Что же до особого назначения философской поэзии, то объяснение его требует пространных исторических экскурсов и особого анализа. Мне кажется, я назвал уже достаточно разновидностей поэзии, чтобы стало ясно, что специфическая для каждой из этих разновидностей функция сопрягается с функциями иного рода: функции драматической поэзии — с назначением драмы, дидактической поэзии-информации — с функциями самого предмета информации, дидактической поэзии, имеющей своим содержанием философии? религию, политику, мораль, — с функциями всех этих категорий. Можно подробно разобрать функции любой из этих разновидностей поэзии и все же оставить незатронутым вопрос о назначении самой поэзии. Ибо все эти функции способна взять на себя и проза.
Но прежде чем приступить к дальнейшему, я хотел бы отвести одно возможное возражение. Нередко к поэзии, ставящей перед собой ту или иную цель, к поэзии, в которой защщдашхся те или иные социальные, моральные, политические или религиозные идеи, относятся недоверчива.
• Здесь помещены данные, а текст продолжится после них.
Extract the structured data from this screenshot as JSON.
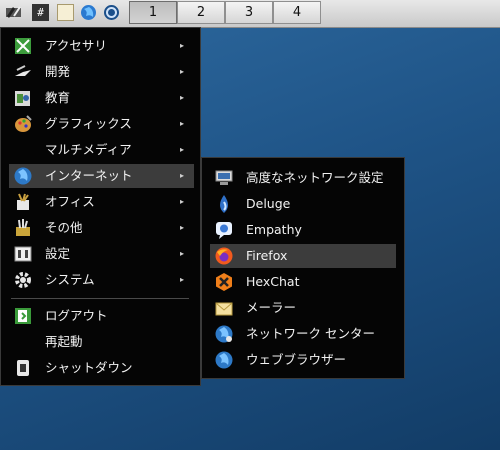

И особенно часто утверждают, что это не поэзия, когда не соглашаются именно с теми идеями, которые выдвигает поэт; и наоборот, за истинную поэзию принимают стихи, в которых излагаются мнения, вызывающие сочувствие. Я считаю, что вопрос о том, подчиняет ли поэт свое творчество пропаганде какой-то общественной позиции или ее опровержению, не имеет значения. Плохие стихи ненадолго могут приобрести популярность, если поэт выразил распространенную в данный момент точку зрения; но истинная поэзия не перестает быть поэзией и после того, как эта точка зрения меняется, и даже после того, как вопросы, вызывавшие у поэта столь страстный отклик, вообще больше никого уже не волнуют. Поэма Лукреция остается великой поэмой, хотя его представления о физике и астрономии давно уже опровергнуты; поэзия Драйдена остается поэзией, хотя нас нимало не занимают религиозные дебаты XVII века; и точно так же великие поэмы прошлого по-прежнему могут доставлять нам огромное удовольствие, хотя все, о чем в них говорится, мы теперь изложили бы прозой.